Produkte auf Produktübersichtsseiten im Onlinehandel werden häufig uneinheitlich dargestellt. Webseiten variieren die Orientierung und den Hintergrund der Produkte. Diese Uneinheitlichkeit könnte einerseits das flüssige Durchsuchen des Sortiments verhindern, andererseits könnten uneinheitliche Produkte aus der Masse hervortreten und so häufiger gekauft werden. Dieser Beitrag berichtet von einer Forschungsarbeit, die die Produktdarstellung im Onlineshop untersucht. Sollen Produkte eher einheitlich oder uneinheitlich dargestellt werden?

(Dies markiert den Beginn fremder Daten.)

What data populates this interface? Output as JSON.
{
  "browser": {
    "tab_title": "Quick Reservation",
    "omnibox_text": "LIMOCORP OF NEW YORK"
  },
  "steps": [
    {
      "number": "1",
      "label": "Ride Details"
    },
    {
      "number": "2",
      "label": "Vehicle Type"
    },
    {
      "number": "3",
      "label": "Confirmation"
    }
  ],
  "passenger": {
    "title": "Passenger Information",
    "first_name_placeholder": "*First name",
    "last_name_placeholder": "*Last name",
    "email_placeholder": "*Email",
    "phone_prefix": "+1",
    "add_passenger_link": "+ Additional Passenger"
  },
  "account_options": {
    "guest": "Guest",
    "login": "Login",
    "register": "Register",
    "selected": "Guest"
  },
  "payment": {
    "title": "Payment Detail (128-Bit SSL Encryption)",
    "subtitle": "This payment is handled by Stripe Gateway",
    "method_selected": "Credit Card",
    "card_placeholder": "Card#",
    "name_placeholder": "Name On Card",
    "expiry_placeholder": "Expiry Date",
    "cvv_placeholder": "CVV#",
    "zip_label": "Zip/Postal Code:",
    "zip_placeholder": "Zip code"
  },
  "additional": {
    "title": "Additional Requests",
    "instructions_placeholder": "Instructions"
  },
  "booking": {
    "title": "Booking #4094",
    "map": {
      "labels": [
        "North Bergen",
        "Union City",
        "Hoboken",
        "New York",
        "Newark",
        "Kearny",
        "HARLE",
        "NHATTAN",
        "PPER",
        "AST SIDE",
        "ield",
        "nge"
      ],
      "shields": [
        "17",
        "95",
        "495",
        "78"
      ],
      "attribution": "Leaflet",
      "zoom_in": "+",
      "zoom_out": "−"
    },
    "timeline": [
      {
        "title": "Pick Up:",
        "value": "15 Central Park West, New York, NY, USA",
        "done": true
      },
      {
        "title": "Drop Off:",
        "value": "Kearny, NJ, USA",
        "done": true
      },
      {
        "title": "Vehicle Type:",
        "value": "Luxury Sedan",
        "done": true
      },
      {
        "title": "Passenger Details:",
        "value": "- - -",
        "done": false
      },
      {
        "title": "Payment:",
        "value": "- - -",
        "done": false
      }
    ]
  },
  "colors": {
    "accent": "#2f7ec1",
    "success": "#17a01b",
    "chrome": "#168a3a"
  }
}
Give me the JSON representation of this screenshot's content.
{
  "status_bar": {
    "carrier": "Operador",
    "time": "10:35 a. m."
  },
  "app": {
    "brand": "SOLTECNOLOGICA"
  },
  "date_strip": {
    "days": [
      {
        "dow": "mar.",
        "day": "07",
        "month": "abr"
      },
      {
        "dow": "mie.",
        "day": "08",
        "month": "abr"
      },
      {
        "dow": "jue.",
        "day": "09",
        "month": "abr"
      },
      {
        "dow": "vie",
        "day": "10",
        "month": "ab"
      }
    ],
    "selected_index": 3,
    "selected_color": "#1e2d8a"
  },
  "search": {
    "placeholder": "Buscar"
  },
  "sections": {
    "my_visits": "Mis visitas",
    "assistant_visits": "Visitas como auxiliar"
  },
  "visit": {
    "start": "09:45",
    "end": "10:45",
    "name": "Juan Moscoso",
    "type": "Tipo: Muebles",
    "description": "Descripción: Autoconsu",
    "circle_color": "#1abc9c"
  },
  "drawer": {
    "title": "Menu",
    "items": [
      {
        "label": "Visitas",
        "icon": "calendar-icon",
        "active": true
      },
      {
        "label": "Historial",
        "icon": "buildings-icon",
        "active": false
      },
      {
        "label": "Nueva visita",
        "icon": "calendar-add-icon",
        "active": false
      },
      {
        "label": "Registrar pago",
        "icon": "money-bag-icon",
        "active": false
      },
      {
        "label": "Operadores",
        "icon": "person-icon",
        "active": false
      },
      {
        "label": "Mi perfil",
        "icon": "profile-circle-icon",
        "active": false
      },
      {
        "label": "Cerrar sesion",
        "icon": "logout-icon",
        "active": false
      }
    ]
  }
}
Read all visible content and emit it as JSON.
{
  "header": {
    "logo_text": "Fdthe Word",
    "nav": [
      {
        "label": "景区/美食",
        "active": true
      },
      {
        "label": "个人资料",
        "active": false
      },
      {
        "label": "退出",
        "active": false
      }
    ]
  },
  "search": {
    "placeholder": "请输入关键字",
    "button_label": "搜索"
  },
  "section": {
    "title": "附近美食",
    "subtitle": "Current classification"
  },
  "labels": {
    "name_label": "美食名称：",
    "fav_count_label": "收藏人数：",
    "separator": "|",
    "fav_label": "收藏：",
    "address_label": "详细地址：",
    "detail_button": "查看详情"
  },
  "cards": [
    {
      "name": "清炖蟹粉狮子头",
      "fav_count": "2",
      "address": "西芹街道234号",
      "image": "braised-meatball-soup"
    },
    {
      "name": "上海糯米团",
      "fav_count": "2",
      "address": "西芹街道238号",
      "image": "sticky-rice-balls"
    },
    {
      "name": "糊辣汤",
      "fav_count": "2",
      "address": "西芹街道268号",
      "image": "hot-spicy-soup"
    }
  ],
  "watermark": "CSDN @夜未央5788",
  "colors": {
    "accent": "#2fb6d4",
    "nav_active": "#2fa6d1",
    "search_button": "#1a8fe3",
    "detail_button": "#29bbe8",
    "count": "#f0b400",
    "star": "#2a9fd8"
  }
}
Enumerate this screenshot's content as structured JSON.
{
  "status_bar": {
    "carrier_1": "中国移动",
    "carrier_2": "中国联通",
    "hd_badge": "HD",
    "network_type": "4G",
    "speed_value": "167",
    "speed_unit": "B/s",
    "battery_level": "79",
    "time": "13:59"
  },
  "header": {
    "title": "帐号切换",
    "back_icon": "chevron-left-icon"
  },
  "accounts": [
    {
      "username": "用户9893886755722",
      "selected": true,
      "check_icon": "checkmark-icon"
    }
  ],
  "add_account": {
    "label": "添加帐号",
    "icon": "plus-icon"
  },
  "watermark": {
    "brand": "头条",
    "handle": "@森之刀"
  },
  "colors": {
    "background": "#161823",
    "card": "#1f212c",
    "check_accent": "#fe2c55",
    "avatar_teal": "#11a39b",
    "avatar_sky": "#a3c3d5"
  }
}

Uneinheitlichkeit im Onlinehandel

Auf Produktübersichtsseiten im Onlinehandel werden Produkte häufig uneinheitlich dargestellt. Abb. 1 zeigt dies an zwei zufällig gewählten Beispielen (Sofas und Anzüge). Einige Webshops legen Wert auf die Einheitlichkeit der Darstellung ihrer Produkte (linke Spalte). Uneinheitlichkeit entsteht häufig in zwei Bereichen: Einerseits ist die Orientierung der Produkte häufiger uneinheitlich, wie in der mittleren Spalte zu sehen. Auf Amazon, beispielsweise, variieren die dargestellten Anzüge Orientierung: mal ist das Produkt links oder rechts eingedreht, mal frontal zu sehen. Darüber hinaus gibt es verschiedene Darstellungsformen (z.B. gefaltet oder am kopflosen Model). Andererseits können sowohl Orientierung als auch der Produkthintergrund wechseln (rechte Spalte). Bei Wayfair, einem Onlinemöbelhändler, ist die Uneinheitlichkeit so noch größer: dort variieren sowohl Orientierung als auch der Hintergrund der Produkte.
Abb. 1
Abb. 1: Produktdarstellung in Onlineshops (Webrecherche des Autoren am 11.06.2019)
Deshalb stellt sich die Frage nach der Wirkung der Uneinheitlichkeit. Einerseits sollte Uneinheitlichkeit der Produktdarstellung dazu führen, dass Produkte schlechter durchsucht werden können, da sich potentielle Käufer an die sich verändernde Darstellung anpassen müssen. Die Vergleichbarkeit sinkt so. Andererseits könnten einzelne Produkte, die anders dargestellt werden, mehr auffallen und deshalb eher gekauft werden. Das wäre für Händler vor allem für Produkte mit einem höheren Deckungsbeitrag interessant. Meine Forschungsarbeit, welche kürzlich im International Journal of Electronic Commerce publiziert wurde, untersucht die Auswirkungen der hier beschriebenen Uneinheitlichkeit.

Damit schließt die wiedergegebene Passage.